Eyes Wide Shut de Stanley Kubrick n'a jamais été un thriller érotique



La mort, la célébrité et la censure ont fait du dernier film du réalisateur un chef-d'œuvre incompris.

Il y avait une controverse autour de 1999 Les yeux grands fermés . Le dernier film d'un réalisateur perfectionniste de renomStanley Kubrick, Les yeux grands fermés a fait sensation non seulement parce que l'auteur est décédé juste avant la sortie du film, mais aussi parce que Warner Bros. a censuré la célèbre scène d'orgie masquée en masquant numériquement les acteurs nus afin d'obtenir une cote R aux États-Unis.



La controverse était pudique et ridicule en 1999. Vingt ans plus tard, ces sentiments sont encore plus applicables, en ce sens qu'ils mettent en évidence la plus grande erreur d'interprétation du film : Les yeux grands fermés n'est pas et n'a jamais été un film érotique.

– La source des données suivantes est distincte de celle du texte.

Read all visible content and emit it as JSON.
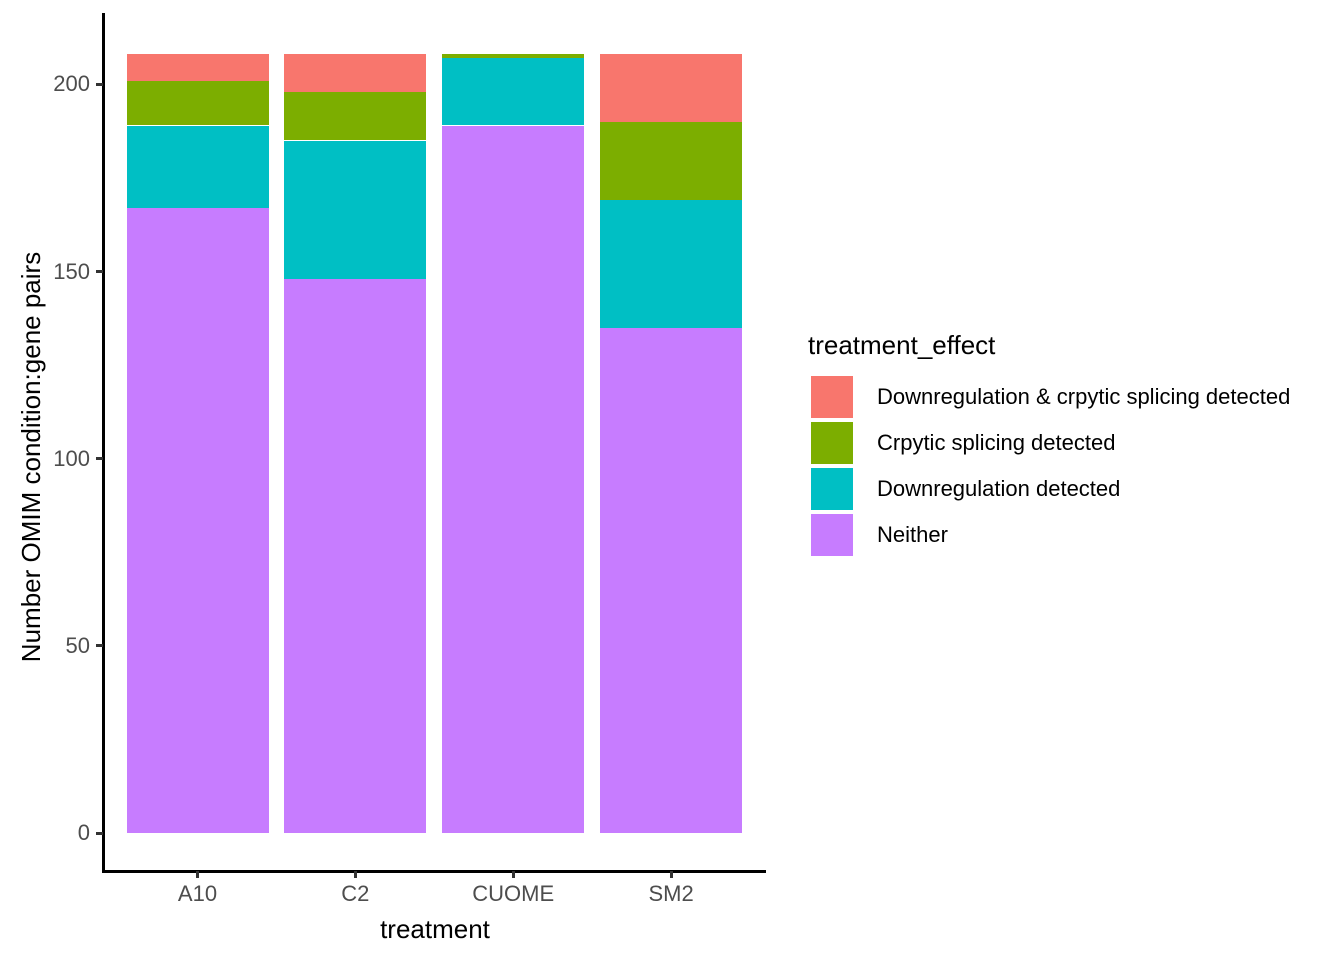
{
  "chart_data": {
    "type": "bar",
    "stacked": true,
    "title": "",
    "xlabel": "treatment",
    "ylabel": "Number OMIM condition:gene pairs",
    "categories": [
      "A10",
      "C2",
      "CUOME",
      "SM2"
    ],
    "series": [
      {
        "name": "Downregulation & crpytic splicing detected",
        "color": "#F8766D",
        "values": [
          7,
          10,
          0,
          18
        ]
      },
      {
        "name": "Crpytic splicing detected",
        "color": "#7CAE00",
        "values": [
          12,
          13,
          1,
          21
        ]
      },
      {
        "name": "Downregulation detected",
        "color": "#00BFC4",
        "values": [
          22,
          37,
          18,
          34
        ]
      },
      {
        "name": "Neither",
        "color": "#C77CFF",
        "values": [
          167,
          148,
          189,
          135
        ]
      }
    ],
    "stack_order_bottom_to_top": [
      "Neither",
      "Downregulation detected",
      "Crpytic splicing detected",
      "Downregulation & crpytic splicing detected"
    ],
    "stack_totals": [
      208,
      208,
      208,
      208
    ],
    "yticks": [
      0,
      50,
      100,
      150,
      200
    ],
    "ylim": [
      0,
      218
    ],
    "grid": false,
    "legend_position": "right"
  },
  "legend": {
    "title": "treatment_effect",
    "items": [
      {
        "label": "Downregulation & crpytic splicing detected",
        "color": "#F8766D"
      },
      {
        "label": "Crpytic splicing detected",
        "color": "#7CAE00"
      },
      {
        "label": "Downregulation detected",
        "color": "#00BFC4"
      },
      {
        "label": "Neither",
        "color": "#C77CFF"
      }
    ]
  },
  "colors": {
    "background": "#FFFFFF",
    "axis_line": "#000000",
    "tick_label": "#4D4D4D",
    "axis_title": "#000000"
  }
}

Ce n'est pas un thriller érotique, comme le suggèrent tant de critiques. Ce n'est pas non plus un drame érotique sur le mariage et l'infidélité mettant en vedette le couple de célébrités le plus en vue au monde simplement parce qu'il y a des plans répétés du couple à moitié nu dans la chambre etNicole KidmanLe corps de est régulièrement fétichisé.

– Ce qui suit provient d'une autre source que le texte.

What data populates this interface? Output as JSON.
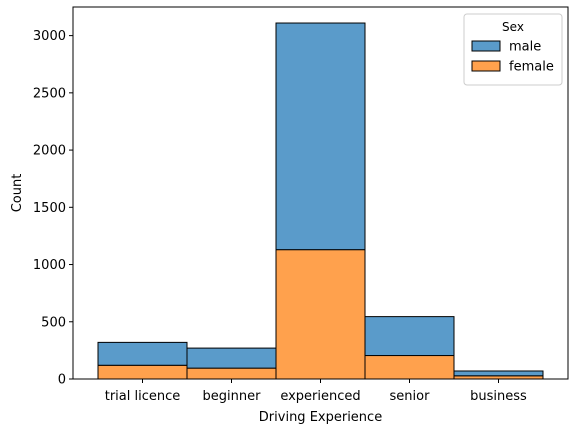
{
  "chart_data": {
    "type": "bar",
    "stacked": true,
    "categories": [
      "trial licence",
      "beginner",
      "experienced",
      "senior",
      "business"
    ],
    "series": [
      {
        "name": "female",
        "values": [
          120,
          95,
          1130,
          205,
          28
        ],
        "color": "#ffa14d"
      },
      {
        "name": "male",
        "values": [
          200,
          175,
          1980,
          340,
          42
        ],
        "color": "#5a9bca"
      }
    ],
    "xlabel": "Driving Experience",
    "ylabel": "Count",
    "ylim": [
      0,
      3250
    ],
    "yticks": [
      0,
      500,
      1000,
      1500,
      2000,
      2500,
      3000
    ],
    "legend": {
      "title": "Sex",
      "placement": "top-right",
      "entries": [
        {
          "label": "male",
          "color": "#5a9bca"
        },
        {
          "label": "female",
          "color": "#ffa14d"
        }
      ]
    },
    "grid": false
  }
}
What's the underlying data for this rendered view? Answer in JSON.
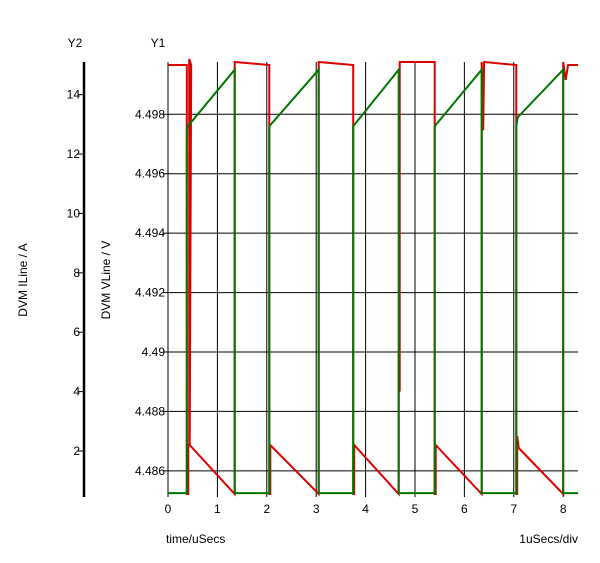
{
  "chart_data": {
    "type": "line",
    "y2_axis": {
      "title": "Y2",
      "label": "DVM ILine / A",
      "ticks": [
        2,
        4,
        6,
        8,
        10,
        12,
        14
      ],
      "range": [
        0.45,
        15.1
      ]
    },
    "y1_axis": {
      "title": "Y1",
      "label": "DVM VLine / V",
      "ticks": [
        "4.486",
        "4.488",
        "4.49",
        "4.492",
        "4.494",
        "4.496",
        "4.498"
      ],
      "range": [
        4.48512,
        4.49976
      ]
    },
    "x_axis": {
      "label": "time/uSecs",
      "scale_label": "1uSecs/div",
      "ticks": [
        0,
        1,
        2,
        3,
        4,
        5,
        6,
        7,
        8
      ],
      "range": [
        0,
        8.3
      ]
    },
    "grid": true,
    "series": [
      {
        "color": "#dd0000",
        "points": [
          [
            0,
            15.0
          ],
          [
            0.38,
            15.0
          ],
          [
            0.38,
            0.55
          ],
          [
            0.41,
            0.55
          ],
          [
            0.41,
            2.2
          ],
          [
            0.43,
            2.2
          ],
          [
            0.43,
            15.2
          ],
          [
            0.47,
            15.0
          ],
          [
            0.44,
            2.2
          ],
          [
            1.35,
            0.55
          ],
          [
            1.35,
            15.1
          ],
          [
            2.05,
            15.0
          ],
          [
            2.05,
            0.55
          ],
          [
            2.07,
            0.55
          ],
          [
            2.07,
            2.2
          ],
          [
            3.05,
            0.55
          ],
          [
            3.05,
            15.1
          ],
          [
            3.75,
            15.0
          ],
          [
            3.75,
            0.55
          ],
          [
            3.77,
            0.55
          ],
          [
            3.77,
            2.2
          ],
          [
            4.67,
            0.55
          ],
          [
            4.67,
            5.4
          ],
          [
            4.69,
            4.0
          ],
          [
            4.69,
            15.1
          ],
          [
            5.4,
            15.1
          ],
          [
            5.4,
            0.55
          ],
          [
            5.42,
            0.55
          ],
          [
            5.42,
            2.2
          ],
          [
            6.35,
            0.55
          ],
          [
            6.35,
            15.1
          ],
          [
            6.38,
            12.8
          ],
          [
            6.4,
            15.1
          ],
          [
            7.05,
            15.0
          ],
          [
            7.05,
            0.55
          ],
          [
            7.07,
            0.55
          ],
          [
            7.07,
            2.5
          ],
          [
            7.1,
            2.1
          ],
          [
            8.0,
            0.55
          ],
          [
            8.0,
            15.1
          ],
          [
            8.05,
            14.5
          ],
          [
            8.1,
            15.0
          ],
          [
            8.3,
            15.0
          ]
        ]
      },
      {
        "color": "#007700",
        "points": [
          [
            0,
            4.48525
          ],
          [
            0.38,
            4.48525
          ],
          [
            0.38,
            4.4975
          ],
          [
            0.4,
            4.4976
          ],
          [
            1.35,
            4.4995
          ],
          [
            1.35,
            4.48525
          ],
          [
            2.05,
            4.48525
          ],
          [
            2.05,
            4.4976
          ],
          [
            3.05,
            4.4995
          ],
          [
            3.05,
            4.48525
          ],
          [
            3.75,
            4.48525
          ],
          [
            3.75,
            4.4976
          ],
          [
            4.67,
            4.4995
          ],
          [
            4.67,
            4.48525
          ],
          [
            5.4,
            4.48525
          ],
          [
            5.4,
            4.4976
          ],
          [
            6.35,
            4.4995
          ],
          [
            6.35,
            4.48525
          ],
          [
            7.05,
            4.48525
          ],
          [
            7.05,
            4.4976
          ],
          [
            7.08,
            4.4979
          ],
          [
            8.0,
            4.4995
          ],
          [
            8.0,
            4.48525
          ],
          [
            8.3,
            4.48525
          ]
        ]
      }
    ]
  }
}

Deux décennies se sont écoulées et il est temps de commencer à être honnête : Les yeux grands fermés est un excellent film, mais il n'est ni érotique, ni sexy, ni même émoustillant. C'est parce que le film ne parle pas du tout de sexe, c'est le voyage de réalisation de soi d'un narcissique à l'esprit fermé qui découvre, après une révélation de sa femme, que le monde est en fait un endroit hautement sexualisé. Plus précisément, ce personnage, interprété par le sex-symbol le plus en vue d'Hollywood à l'époque, est apparemment incapable d'engagement sexuel. Contrairement à sa catégorisation de thriller érotique, Les yeux grands fermés est vraiment un film sur un homme hypocrite qui choisit lui-même l'abstinence et le voyeurisme avant de se tromper en condamnant les dangers du sexe occasionnel en faveur du maintien des valeurs traditionnelles de la monogamie et du mariage.





Vidéo connexe

Réviser: Les yeux grands fermés met en vedette Tom Cruise et Nicole Kidman dans le rôle du Dr William Harford et de sa femme, Alice. Ils sont riches, prospères et vivent dans une magnifique maison à New York avec une fille adorable. Après une fête de vacances chic, dans une tentative de réfuter l'affirmation totalement injustifiée de Bill selon laquelle les femmes ne pensent pas au sexe, Alice avoue qu'elle a déjà envisagé d'avoir une liaison avec un marin au hasard et comment elle a fantasmé de tout abandonner, y compris son mariage et sa famille. , pour le poursuivre.

Cet aveu remet en question les croyances masculines gonflées de Bill, le poussant à s'échapper dans la nuit pour entreprendre une odyssée spirituelle et sexuelle dans laquelle il rencontre à plusieurs reprises des situations où le sexe - sous de nombreuses formes différentes - lui est offert. Bill ne se livre jamais, cependant, et après une journée et demie tourbillonnante, lui et Alice font des réparations, heureux que leur mariage ait survécu à sa dernière épreuve.





Les essais sexuels de Bill commencent très tôt: alors qu'il était chez Victor Ziegler (Sydney Pollack) Fête de Noël, Bill se fait prendre par deux mannequins qui lui offrent l'opportunité d'aller au bout de l'arc-en-ciel. Tout au long du long travelling alors qu'ils marchent et s'accrochent à lui, Bill joue le fou naïf, les avances en avant des deux femmes pourraient difficilement être plus apparentes, et pourtant Bill semble déterminé à feindre l'innocence et à ne pas jouer dans leurs avances sexuelles.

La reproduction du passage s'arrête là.